Eine andere Frage lautet außerdem, wie groß der Erfolg des jetzigen Abkommens überhaupt ist. Denn das deutsch-schweizerische Abkommen, bei dem die Unterschriften schon seit mehreren Tagen trocken sind, hängt immer noch in der Luft, weil der oppositionellen SPD die Steuersätze zu niedrig ausgefallen sind. Sie kritisiert dies als Bevorzugung von Steuerhinterziehern gegenüber ehrlichen Steuerzahlern und droht daher mit einer Blockade im Bundesrat.

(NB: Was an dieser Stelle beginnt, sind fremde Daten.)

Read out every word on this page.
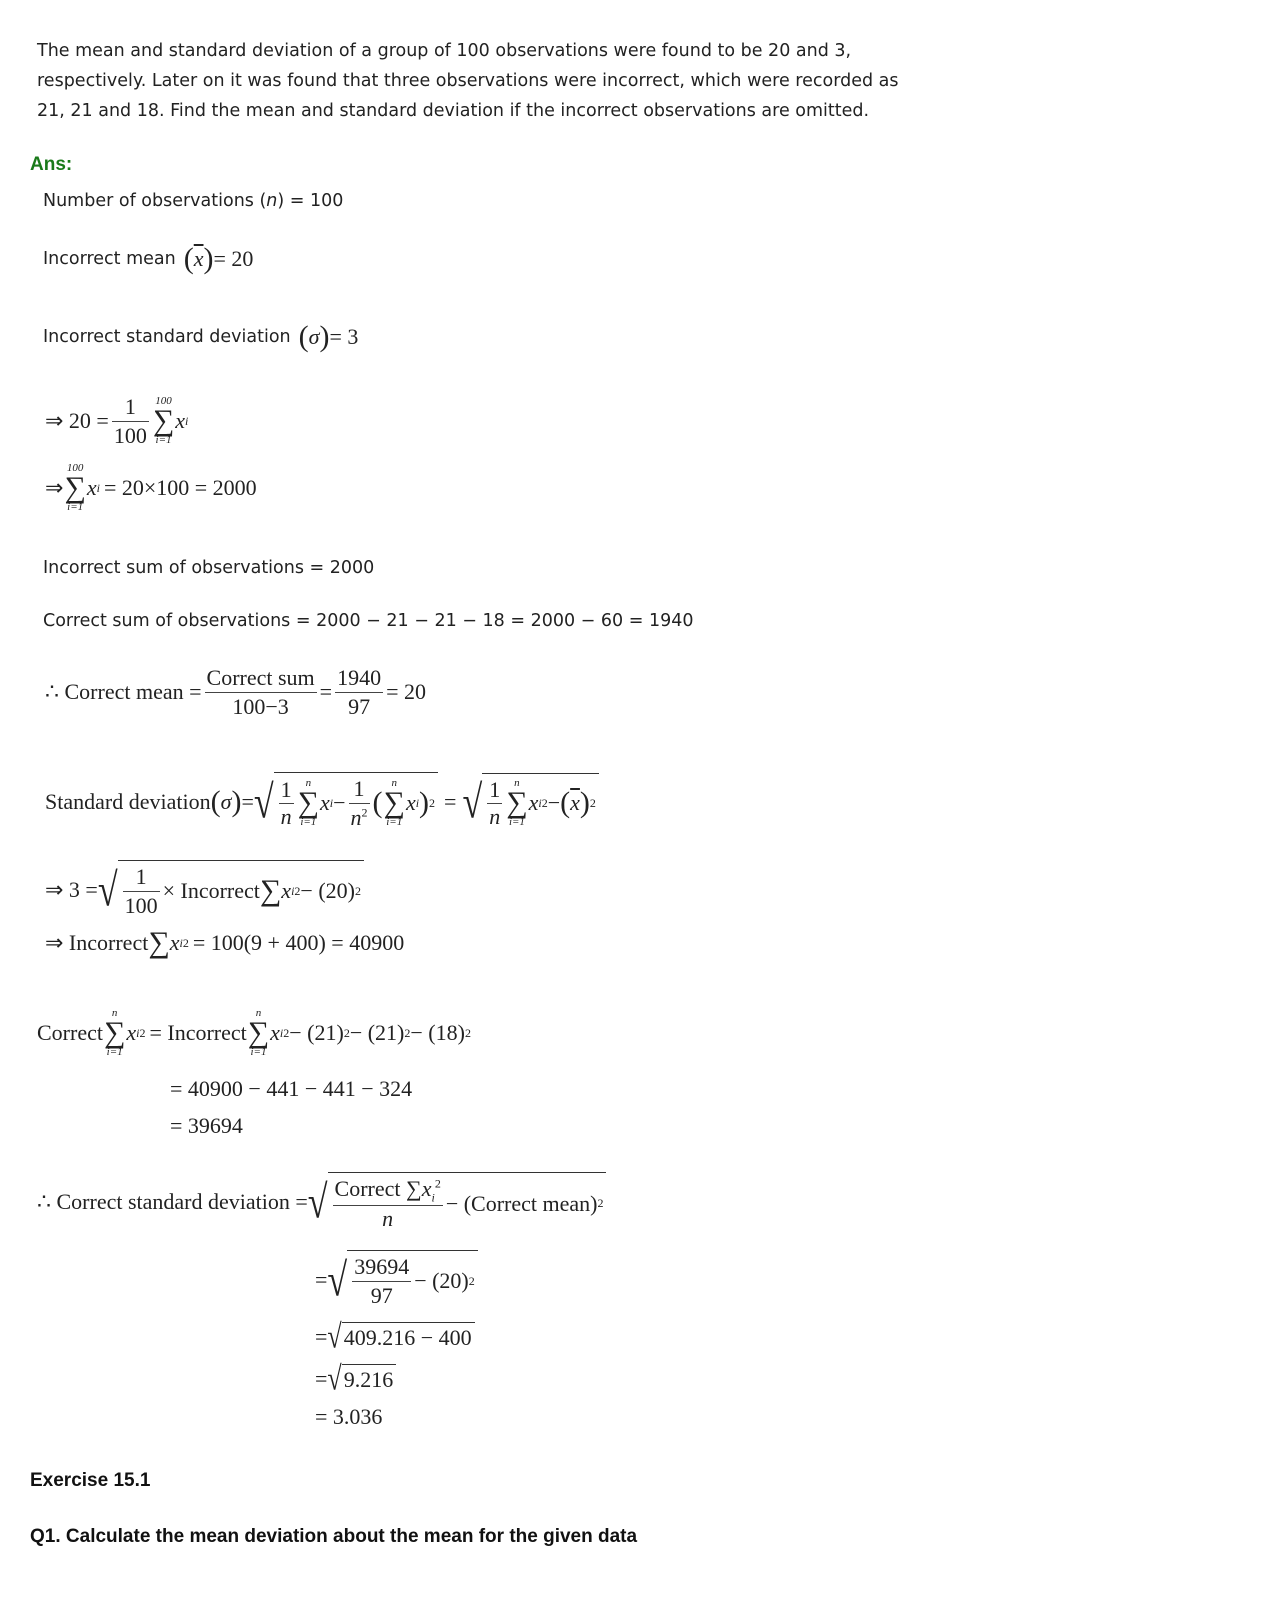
The mean and standard deviation of a group of 100 observations were found to be 20 and 3, respectively. Later on it was found that three observations were incorrect, which were recorded as 21, 21 and 18. Find the mean and standard deviation if the incorrect observations are omitted.
Ans:
Number of observations (n) = 100
Incorrect mean ( $\overline{x}$ ) = 20
Incorrect standard deviation ( σ ) = 3
⇒ $20 = \frac{1}{100} 100$
∑
i=1
x i
⇒
100
∑
i=1
x i = 20×100 = 2000
Incorrect sum of observations = 2000
Correct sum of observations = 2000 − 21 − 21 − 18 = 2000 − 60 = 1940
∴ Correct mean = $\frac{\text{Correct sum}}{100-3} = \frac{1940}{97} = 20$
Standard deviation ( σ ) = √ $\frac{1}{n}$ n
∑
i=1
x $i - \frac{1}{n^2}$ (
n
∑
i=1
x i ) 2 = √ $\frac{1}{n}$ n
∑
i=1
x i 2 − ( $\overline{x}$ ) 2
⇒ 3 = √ $\frac{1}{100}$ × Incorrect ∑ x i 2 − (20) 2
⇒ Incorrect ∑ x i 2 = 100(9 + 400) = 40900
Correct
n
∑
i=1
x i 2 = Incorrect
n
∑
i=1
x i 2 − (21) 2 − (21) 2 − (18) 2
= 40900 − 441 − 441 − 324
= 39694
∴ Correct standard deviation = √ $\frac{Correct \sum x_i^2}{n}$ − (Correct mean) 2
= √ $\frac{39694}{97} - (20)$ 2
= √ 409.216 − 400
= √ 9.216
= 3.036
Exercise 15.1
Q1. Calculate the mean deviation about the mean for the given data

Im heimischen Abkommen mit der Schweiz fallen die Steuersätze noch niedriger aus als jene in Deutschland. An der Umsetzung der Vereinbarung wird das jedoch nichts ändern. Denn auch wenn die Opposition darüber schäumt, kann sie wegen fehlender Macht nichts machen. Und die SPÖ hat – anders als ihre deutschen Genossen – damit kein Problem. Sie sitzt ja schließlich in der Regierung, die das Abkommen ausverhandelt hat.

Vielleicht ist man hierzulande einfach pragmatischer als in Deutschland und nimmt lieber den sprichwörtlichen Spatz in der Hand, statt auf die Taube aus der Schweiz zu warten. Vielleicht ist es aber auch die Tatsache, dass Österreich selbst jahrelang das „Geschäftsmodell“ praktizierte, vornehmlich deutsches Schwarzgeld anzuziehen und geschützt durch das Bankgeheimnis gute Gewinne zu machen, weshalb Steuerhinterziehung immer noch als Kavaliersdelikt angesehen wird.

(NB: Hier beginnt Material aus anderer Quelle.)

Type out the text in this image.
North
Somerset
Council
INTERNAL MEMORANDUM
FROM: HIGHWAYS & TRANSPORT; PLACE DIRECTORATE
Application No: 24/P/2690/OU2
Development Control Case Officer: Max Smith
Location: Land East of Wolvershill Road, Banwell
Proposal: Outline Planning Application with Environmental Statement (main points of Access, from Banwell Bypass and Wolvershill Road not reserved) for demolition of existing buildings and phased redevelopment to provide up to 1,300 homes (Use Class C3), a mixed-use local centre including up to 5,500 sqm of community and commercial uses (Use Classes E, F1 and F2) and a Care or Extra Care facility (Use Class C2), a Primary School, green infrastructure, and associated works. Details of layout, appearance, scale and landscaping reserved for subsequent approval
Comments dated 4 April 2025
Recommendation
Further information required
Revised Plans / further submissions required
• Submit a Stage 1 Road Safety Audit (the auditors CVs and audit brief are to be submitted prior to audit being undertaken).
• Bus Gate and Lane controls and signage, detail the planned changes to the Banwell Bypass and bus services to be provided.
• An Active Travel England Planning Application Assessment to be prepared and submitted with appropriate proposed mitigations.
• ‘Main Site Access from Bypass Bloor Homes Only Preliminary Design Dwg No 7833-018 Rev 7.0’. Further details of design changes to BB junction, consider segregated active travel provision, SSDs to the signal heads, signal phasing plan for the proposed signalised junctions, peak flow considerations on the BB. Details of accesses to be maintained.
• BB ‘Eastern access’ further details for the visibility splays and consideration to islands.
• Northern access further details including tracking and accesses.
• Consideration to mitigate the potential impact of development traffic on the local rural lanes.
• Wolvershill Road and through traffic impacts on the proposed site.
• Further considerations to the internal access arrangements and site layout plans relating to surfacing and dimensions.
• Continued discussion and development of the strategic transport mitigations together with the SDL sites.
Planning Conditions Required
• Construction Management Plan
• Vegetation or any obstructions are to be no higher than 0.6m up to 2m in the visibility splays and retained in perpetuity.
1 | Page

Klar ist jedenfalls, dass Österreich das weiß gewaschene Schwarzgeld zwar früher als Deutschland erhalten wird, dafür aber deutlich weniger. Der größte Profiteur des schnellen Abschlusses wird also weniger der Fiskus als vor allem die heimische Finanzministerin sein. Was dieser nicht ungelegen kommen dürfte. Sie stand aufgrund ihrer „offenen Kommunikationspolitik“ zuletzt nämlich nicht mehr nur international, sondern auch parteiintern im Schussfeld der Kritik, weshalb schon Ablösegerüchte die Runde machten. Das Steuerabkommen könnte für sie zum Befreiungsschlag werden.

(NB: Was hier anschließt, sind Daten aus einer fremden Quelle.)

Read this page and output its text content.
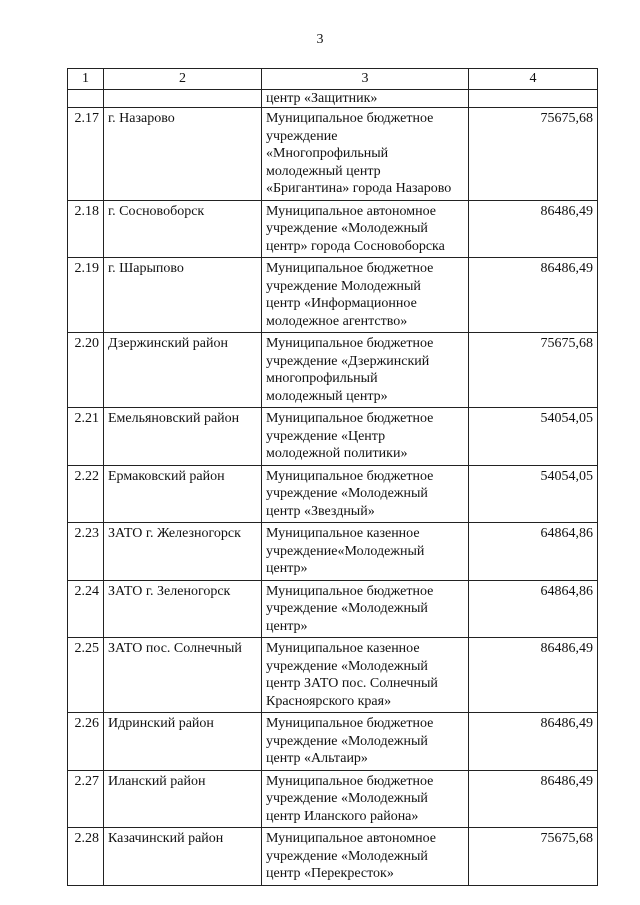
3
1	2	3	4
		центр «Защитник»	
2.17	г. Назарово	Муниципальное бюджетное
учреждение
«Многопрофильный
молодежный центр
«Бригантина» города Назарово	75675,68
2.18	г. Сосновоборск	Муниципальное автономное
учреждение «Молодежный
центр» города Сосновоборска	86486,49
2.19	г. Шарыпово	Муниципальное бюджетное
учреждение Молодежный
центр «Информационное
молодежное агентство»	86486,49
2.20	Дзержинский район	Муниципальное бюджетное
учреждение «Дзержинский
многопрофильный
молодежный центр»	75675,68
2.21	Емельяновский район	Муниципальное бюджетное
учреждение «Центр
молодежной политики»	54054,05
2.22	Ермаковский район	Муниципальное бюджетное
учреждение «Молодежный
центр «Звездный»	54054,05
2.23	ЗАТО г. Железногорск	Муниципальное казенное
учреждение«Молодежный
центр»	64864,86
2.24	ЗАТО г. Зеленогорск	Муниципальное бюджетное
учреждение «Молодежный
центр»	64864,86
2.25	ЗАТО пос. Солнечный	Муниципальное казенное
учреждение «Молодежный
центр ЗАТО пос. Солнечный
Красноярского края»	86486,49
2.26	Идринский район	Муниципальное бюджетное
учреждение «Молодежный
центр «Альтаир»	86486,49
2.27	Иланский район	Муниципальное бюджетное
учреждение «Молодежный
центр Иланского района»	86486,49
2.28	Казачинский район	Муниципальное автономное
учреждение «Молодежный
центр «Перекресток»	75675,68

Grundsätzlich ist das Abkommen aber zu begrüßen. Denn bei aller berechtigten Kritik an der „weltmeisterlichen“ Abgabenquote von 42 Prozent ist Steuerhinterziehung vor allem eine Schädigung jener ehrlichen Steuerzahler, die es sich nicht „richten können“. Es ist daher auch richtig, dass sich der Staat einen Teil des ins Ausland geschafften Geldes zurückholt.

Die Regierung hat damit aber maximal ihre Pflicht erledigt, die Kür lässt weiterhin auf sich warten. Dazu würde es wirklicher Reformen bei den seit Jahren bekannten Großthemen wie Gesundheit, Verwaltung oder Föderalismus bedürfen. Denn mit Einmaleinnahmen wie dem jetzigen Steuerabkommen kann ein Land nicht saniert werden. Da braucht es schon mutige Eingriffe bei den Ausgaben. Und diese sind trotz der jetzigen „Erfolgsmeldung“ nicht einmal in Ansätzen zu sehen.